The insults continued as well as the ignorance of City rules for public input at Council meetings. Last night, another woman addressed the Council about everything that is happening in our country and we don’t trust anybody, “we don’t trust you…We’re not going to let things fly by like you have.”

Then a man stood and demanded the five Council members sign a piece of paper that they would have nothing to do with Seven50.

Mayor McPartlan then asked, “What would be the point?”

The man became agitated, glancing back at his fellow red shirts, then said, “It would be a legal binding piece of paper that says you will have nothing to do with Seven50.”

The mayor than asked if he had read the entire Seven50 document and he said no. “Then I would encourage you to read the entire document, not YouTube snippets.”

Unbelievably, the man asked again if they would sign it, to which the mayor said no.

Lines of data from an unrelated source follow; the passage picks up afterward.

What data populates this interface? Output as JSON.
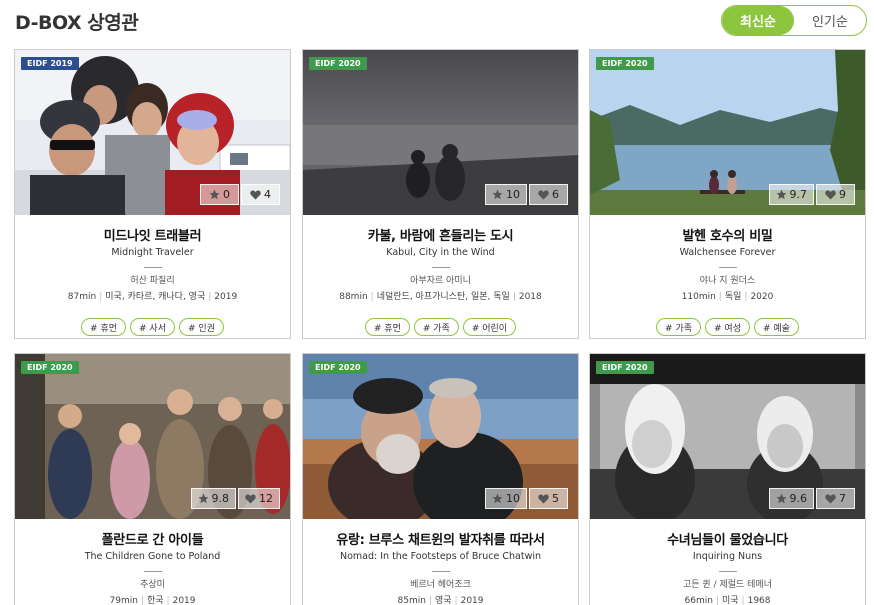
{
  "page": {
    "title": "D-BOX 상영관"
  },
  "sort": {
    "latest": "최신순",
    "popular": "인기순",
    "accent": "#8cc63f"
  },
  "cards": [
    {
      "badge": "EIDF 2019",
      "star": "0",
      "heart": "4",
      "title_ko": "미드나잇 트래블러",
      "title_en": "Midnight Traveler",
      "director": "허산 파질리",
      "runtime": "87min",
      "countries": "미국, 카타르, 캐나다, 영국",
      "year": "2019",
      "tags": [
        "# 휴먼",
        "# 사서",
        "# 인권"
      ]
    },
    {
      "badge": "EIDF 2020",
      "star": "10",
      "heart": "6",
      "title_ko": "카불, 바람에 흔들리는 도시",
      "title_en": "Kabul, City in the Wind",
      "director": "아부자르 아미니",
      "runtime": "88min",
      "countries": "네덜란드, 아프가니스탄, 일본, 독일",
      "year": "2018",
      "tags": [
        "# 휴먼",
        "# 가족",
        "# 어린이"
      ]
    },
    {
      "badge": "EIDF 2020",
      "star": "9.7",
      "heart": "9",
      "title_ko": "발헨 호수의 비밀",
      "title_en": "Walchensee Forever",
      "director": "야나 지 원더스",
      "runtime": "110min",
      "countries": "독일",
      "year": "2020",
      "tags": [
        "# 가족",
        "# 여성",
        "# 예술"
      ]
    },
    {
      "badge": "EIDF 2020",
      "star": "9.8",
      "heart": "12",
      "title_ko": "폴란드로 간 아이들",
      "title_en": "The Children Gone to Poland",
      "director": "추상미",
      "runtime": "79min",
      "countries": "한국",
      "year": "2019",
      "tags": []
    },
    {
      "badge": "EIDF 2020",
      "star": "10",
      "heart": "5",
      "title_ko": "유랑: 브루스 채트윈의 발자취를 따라서",
      "title_en": "Nomad: In the Footsteps of Bruce Chatwin",
      "director": "베르너 헤어조크",
      "runtime": "85min",
      "countries": "영국",
      "year": "2019",
      "tags": []
    },
    {
      "badge": "EIDF 2020",
      "star": "9.6",
      "heart": "7",
      "title_ko": "수녀님들이 물었습니다",
      "title_en": "Inquiring Nuns",
      "director": "고든 퀸 / 제럴드 테메너",
      "runtime": "66min",
      "countries": "미국",
      "year": "1968",
      "tags": []
    }
  ]
}
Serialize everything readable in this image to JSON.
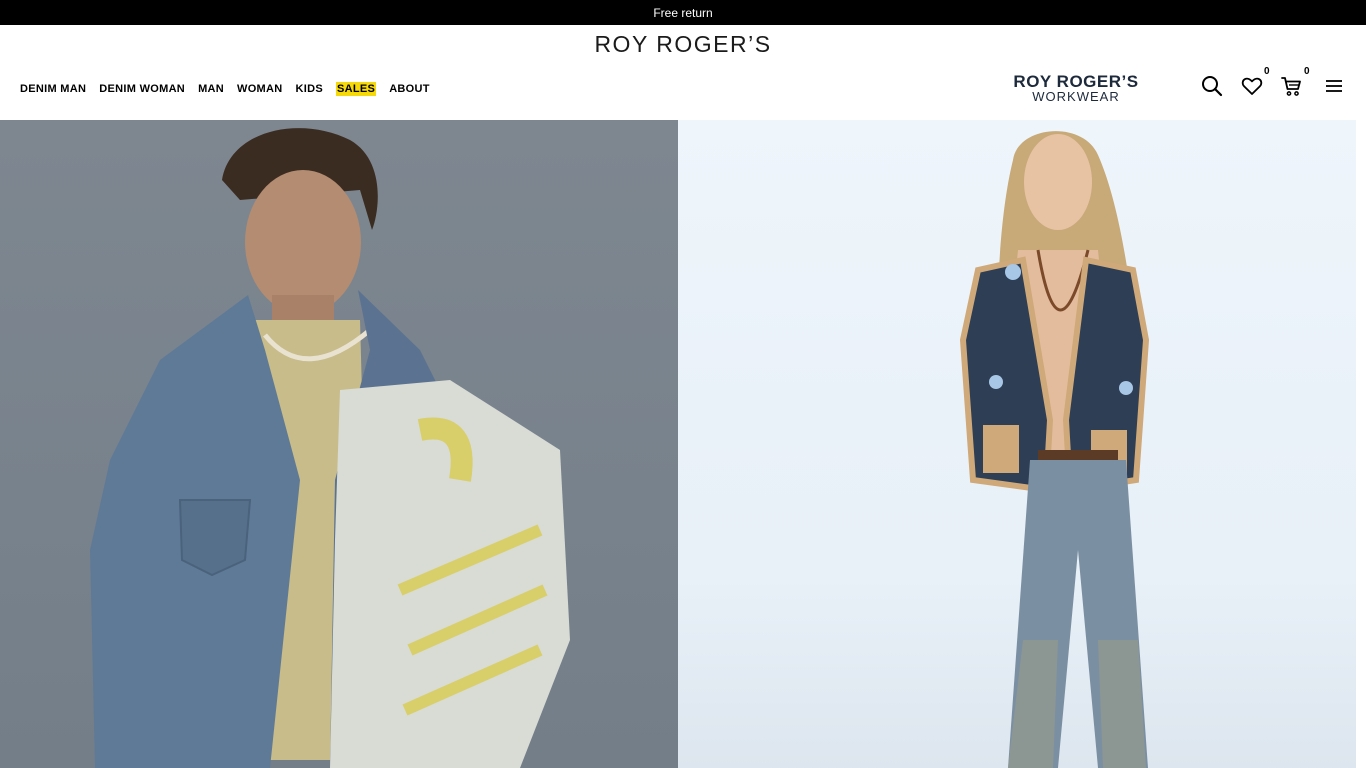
{
  "topbar": {
    "text": "Free return"
  },
  "header": {
    "logo": "ROY ROGER’S",
    "nav": [
      {
        "label": "DENIM MAN"
      },
      {
        "label": "DENIM WOMAN"
      },
      {
        "label": "MAN"
      },
      {
        "label": "WOMAN"
      },
      {
        "label": "KIDS"
      },
      {
        "label": "SALES",
        "highlight": true
      },
      {
        "label": "ABOUT"
      }
    ],
    "workwear_logo": {
      "line1": "ROY ROGER’S",
      "line2": "WORKWEAR"
    },
    "wishlist_count": "0",
    "cart_count": "0",
    "icons": [
      "search-icon",
      "heart-icon",
      "cart-icon",
      "menu-icon"
    ]
  },
  "hero": {
    "panels": [
      {
        "name": "man-denim-jacket-photo",
        "background": "#7b848e"
      },
      {
        "name": "woman-denim-vest-photo",
        "background": "#ebf2f9"
      }
    ]
  },
  "colors": {
    "topbar": "#000000",
    "sales_highlight": "#f5d90a",
    "workwear_text": "#1d2a3c"
  }
}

The point here is not to debate the good and bad points about Seven50, but rather to suggest that insulting and demeaning public officials is hardly a direct route to their hearts and minds. Aside from the fact City Council has already dealt with the Seven50 issue and clearly has no interest in revisiting their decision, the angry red shirts are really not interested in debating the issue, only in telling Council what they should do. In essence, they are doing exactly what they claim Seven50 does – impose the will of unelected officials on local government.

I would suggest a group reading assignment. Possibly start with Dale Carnegie’s How to Win Friends and Influence People. Then arrange for anger management therapy. Often anger is displaced, you know, like yelling at your spouse when it’s really because of your boss.

The Council did recommend to these people at the last two meetings, that they follow normal procedure and ask one of the Council members or City Manager to put it on the agenda a week ahead of time. Based on their insulting public performance though, I would be surprised if any Sebastian officials feel compelled to do them a favor.

2 comments

  1. Debating has its place, but a City Council meeting (or County Commission meeting) doesn’t seem like the place to do that. Nor is it a good idea to demand the elected officials sign a document (legal or not) in the middle of a normal meetings. Being rude has not worked very well. In fact, it usually puts the person(s) being put down in defense-mode. Wearing same-colored shirts–ok….wearing scowls on faces–not okay. Perhaps the Sebastian Council will be forced to eject unruly folks in the future. I hope the Council will hold its ground and not let anyone assume control of their meetings. We in Vero have seen a few who try every now and again.

  2. Milt has hit the nail on the head. An “ill-informed street crowd” is the perfect description of the anti-common sense opponents who cling to their script regardless of the factual presentation of the major benefits that come from strategic planning.